Who still uses Internet Explorer and Adobe Reader? That's so 1999.

Besides the fact that Adobe Reader is hugely bloated, please don't miss the point that these compromised PDFs are the problem, and, we don't know how it might sit on your system until accidentally opened or sent on to someone else.

Good advice from incrediBILL, thanks.

1. Don't open files from unknown senders
2. Beware files on untrusted sites
3. Disable javascript except on whitelisted sites
4. Avoid Internet Explorer as much as possible

I agree, but Acrobat seems to be to PDF, what IE is to HTML.

After all, every time we visit an untrusted site, our web browsers are opening files from it, and we expect
then to be secure.

(I've never figured out why it would be useful to have javascript in something that is essentially a printer friendly format).

Forms.

Some of the other readers are implementing Javascript because otherwise they cannot replace Acrobat Reader in some environments.

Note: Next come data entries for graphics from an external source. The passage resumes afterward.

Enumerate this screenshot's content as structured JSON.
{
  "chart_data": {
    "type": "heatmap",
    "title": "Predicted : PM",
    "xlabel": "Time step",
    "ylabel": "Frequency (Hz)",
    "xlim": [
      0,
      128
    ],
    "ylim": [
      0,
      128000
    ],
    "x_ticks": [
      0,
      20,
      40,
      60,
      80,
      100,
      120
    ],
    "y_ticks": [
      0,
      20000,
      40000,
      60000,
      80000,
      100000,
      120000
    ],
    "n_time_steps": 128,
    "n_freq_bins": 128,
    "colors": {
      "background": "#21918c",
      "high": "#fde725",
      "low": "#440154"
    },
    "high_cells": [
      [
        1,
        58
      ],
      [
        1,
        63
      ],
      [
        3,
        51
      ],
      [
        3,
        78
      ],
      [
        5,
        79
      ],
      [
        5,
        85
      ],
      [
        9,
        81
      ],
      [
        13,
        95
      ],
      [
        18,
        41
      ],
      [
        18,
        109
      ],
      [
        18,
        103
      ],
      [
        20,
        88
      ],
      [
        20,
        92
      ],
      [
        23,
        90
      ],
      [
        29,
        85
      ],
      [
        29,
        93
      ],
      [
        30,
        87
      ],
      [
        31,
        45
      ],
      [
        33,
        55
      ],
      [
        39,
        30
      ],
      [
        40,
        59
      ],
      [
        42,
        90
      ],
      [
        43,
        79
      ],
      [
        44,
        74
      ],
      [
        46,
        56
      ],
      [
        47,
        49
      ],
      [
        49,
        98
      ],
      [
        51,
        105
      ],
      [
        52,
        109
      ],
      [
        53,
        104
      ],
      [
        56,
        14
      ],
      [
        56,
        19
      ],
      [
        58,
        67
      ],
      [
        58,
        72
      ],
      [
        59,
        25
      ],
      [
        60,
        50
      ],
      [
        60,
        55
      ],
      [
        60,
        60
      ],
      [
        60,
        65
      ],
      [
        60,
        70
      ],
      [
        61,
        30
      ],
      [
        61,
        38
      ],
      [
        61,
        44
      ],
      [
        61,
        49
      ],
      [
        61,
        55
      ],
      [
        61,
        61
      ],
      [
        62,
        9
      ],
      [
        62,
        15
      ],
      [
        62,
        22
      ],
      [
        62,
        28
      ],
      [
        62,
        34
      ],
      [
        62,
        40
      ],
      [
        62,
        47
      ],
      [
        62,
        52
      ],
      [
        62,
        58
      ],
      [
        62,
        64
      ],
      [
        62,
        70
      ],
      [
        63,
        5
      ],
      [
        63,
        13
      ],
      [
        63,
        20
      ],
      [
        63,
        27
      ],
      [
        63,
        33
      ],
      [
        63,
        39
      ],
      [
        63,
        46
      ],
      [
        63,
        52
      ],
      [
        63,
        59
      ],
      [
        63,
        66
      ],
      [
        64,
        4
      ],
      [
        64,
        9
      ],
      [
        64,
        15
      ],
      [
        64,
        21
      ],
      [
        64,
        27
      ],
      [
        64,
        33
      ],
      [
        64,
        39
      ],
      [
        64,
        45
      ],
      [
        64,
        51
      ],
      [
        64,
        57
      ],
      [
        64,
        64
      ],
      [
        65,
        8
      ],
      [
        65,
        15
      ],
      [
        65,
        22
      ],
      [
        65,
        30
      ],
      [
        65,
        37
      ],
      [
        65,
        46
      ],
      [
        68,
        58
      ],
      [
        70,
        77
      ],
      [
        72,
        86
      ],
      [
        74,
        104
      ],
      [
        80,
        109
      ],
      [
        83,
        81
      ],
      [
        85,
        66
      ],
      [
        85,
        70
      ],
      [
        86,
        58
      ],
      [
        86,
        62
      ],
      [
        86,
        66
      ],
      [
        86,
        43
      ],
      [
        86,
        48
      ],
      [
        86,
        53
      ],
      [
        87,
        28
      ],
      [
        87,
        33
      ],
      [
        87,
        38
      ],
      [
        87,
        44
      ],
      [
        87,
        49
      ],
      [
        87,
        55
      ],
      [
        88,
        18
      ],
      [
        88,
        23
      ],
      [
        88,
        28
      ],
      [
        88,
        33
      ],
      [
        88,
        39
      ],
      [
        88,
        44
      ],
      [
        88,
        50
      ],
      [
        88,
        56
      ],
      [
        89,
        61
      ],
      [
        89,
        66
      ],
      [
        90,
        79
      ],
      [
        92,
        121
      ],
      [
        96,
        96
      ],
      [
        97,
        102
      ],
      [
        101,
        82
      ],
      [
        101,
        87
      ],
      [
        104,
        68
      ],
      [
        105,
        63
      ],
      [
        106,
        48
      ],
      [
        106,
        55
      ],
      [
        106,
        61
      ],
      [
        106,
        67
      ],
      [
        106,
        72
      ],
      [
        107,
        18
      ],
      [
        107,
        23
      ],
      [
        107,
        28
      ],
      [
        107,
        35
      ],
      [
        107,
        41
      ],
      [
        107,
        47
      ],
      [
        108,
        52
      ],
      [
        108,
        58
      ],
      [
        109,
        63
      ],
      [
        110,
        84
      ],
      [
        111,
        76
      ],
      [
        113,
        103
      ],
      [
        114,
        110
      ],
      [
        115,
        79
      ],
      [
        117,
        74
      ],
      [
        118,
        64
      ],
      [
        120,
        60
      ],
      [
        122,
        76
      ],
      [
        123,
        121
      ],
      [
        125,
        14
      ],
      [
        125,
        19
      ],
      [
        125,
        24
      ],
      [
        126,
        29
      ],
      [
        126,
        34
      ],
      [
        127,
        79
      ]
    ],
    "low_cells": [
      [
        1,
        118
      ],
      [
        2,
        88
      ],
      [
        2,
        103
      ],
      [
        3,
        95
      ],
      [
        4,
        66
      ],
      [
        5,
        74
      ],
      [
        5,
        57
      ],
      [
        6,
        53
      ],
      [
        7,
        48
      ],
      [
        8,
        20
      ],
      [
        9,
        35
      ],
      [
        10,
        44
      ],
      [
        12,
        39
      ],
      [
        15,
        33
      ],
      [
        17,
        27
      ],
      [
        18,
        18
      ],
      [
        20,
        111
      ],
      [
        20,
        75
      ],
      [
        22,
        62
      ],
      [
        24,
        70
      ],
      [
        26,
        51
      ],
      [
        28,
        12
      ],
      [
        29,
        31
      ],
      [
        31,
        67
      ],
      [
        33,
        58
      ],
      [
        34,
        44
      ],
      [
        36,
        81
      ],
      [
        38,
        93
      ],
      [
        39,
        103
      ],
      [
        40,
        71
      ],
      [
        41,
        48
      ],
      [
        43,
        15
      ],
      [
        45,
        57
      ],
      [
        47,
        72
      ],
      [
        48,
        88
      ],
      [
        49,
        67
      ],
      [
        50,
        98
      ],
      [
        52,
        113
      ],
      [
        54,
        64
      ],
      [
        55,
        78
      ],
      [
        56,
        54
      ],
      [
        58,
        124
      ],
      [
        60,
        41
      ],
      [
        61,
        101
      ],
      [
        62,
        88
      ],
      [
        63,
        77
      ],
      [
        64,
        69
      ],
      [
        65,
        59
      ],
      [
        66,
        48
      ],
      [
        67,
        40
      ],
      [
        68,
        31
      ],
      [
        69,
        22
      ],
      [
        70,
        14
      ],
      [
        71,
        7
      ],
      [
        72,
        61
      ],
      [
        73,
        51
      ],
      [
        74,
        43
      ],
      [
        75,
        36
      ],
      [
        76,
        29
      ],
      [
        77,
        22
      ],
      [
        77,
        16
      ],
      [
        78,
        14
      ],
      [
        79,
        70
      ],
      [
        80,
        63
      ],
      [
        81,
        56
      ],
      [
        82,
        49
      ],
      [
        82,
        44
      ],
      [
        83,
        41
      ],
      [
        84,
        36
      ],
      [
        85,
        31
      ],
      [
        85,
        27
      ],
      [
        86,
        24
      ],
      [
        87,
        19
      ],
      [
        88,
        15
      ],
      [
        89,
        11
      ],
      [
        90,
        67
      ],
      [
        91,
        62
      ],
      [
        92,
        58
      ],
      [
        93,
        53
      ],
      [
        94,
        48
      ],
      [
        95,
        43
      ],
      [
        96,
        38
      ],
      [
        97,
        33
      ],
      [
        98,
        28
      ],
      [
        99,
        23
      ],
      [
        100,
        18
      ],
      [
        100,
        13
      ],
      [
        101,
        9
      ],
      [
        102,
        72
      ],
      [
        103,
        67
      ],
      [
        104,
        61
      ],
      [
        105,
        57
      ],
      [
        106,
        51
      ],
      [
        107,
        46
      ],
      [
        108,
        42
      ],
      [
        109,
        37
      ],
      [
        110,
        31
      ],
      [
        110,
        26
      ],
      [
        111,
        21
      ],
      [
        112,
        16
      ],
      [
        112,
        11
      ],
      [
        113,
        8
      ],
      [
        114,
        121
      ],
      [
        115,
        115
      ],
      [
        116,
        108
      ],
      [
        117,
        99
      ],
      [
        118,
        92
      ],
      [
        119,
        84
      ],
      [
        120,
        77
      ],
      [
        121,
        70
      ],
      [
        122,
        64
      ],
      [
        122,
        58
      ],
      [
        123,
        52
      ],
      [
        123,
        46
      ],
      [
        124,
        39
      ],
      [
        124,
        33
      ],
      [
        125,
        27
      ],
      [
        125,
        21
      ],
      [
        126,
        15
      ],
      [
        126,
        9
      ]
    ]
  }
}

That just begs the question of why PDF documents need the ability to submit forms in the first place. Or why the forms need to be validated by Javascript, which is a process easily circumvented anyway.

But anyway, it's in there and it'll be years before most people have updated to a more secure release.

After all, every time we visit an untrusted site, our web browsers are opening files from it, and we expect
then to be secure.

No, I never expect an untrusted site to be secure, that's why it's called UNTRUSTED.

Considering the large quantity of hacked sites on shared services, approaching them as anything but potentially hostile is a bad idea.

That's why many of us surf with javascript and other features disabled unless it's whitelisted.

The internet is no different than the real world, you never know what kind of neighborhood you're in until you get car jacked (or worse) and by then it's too late so be careful.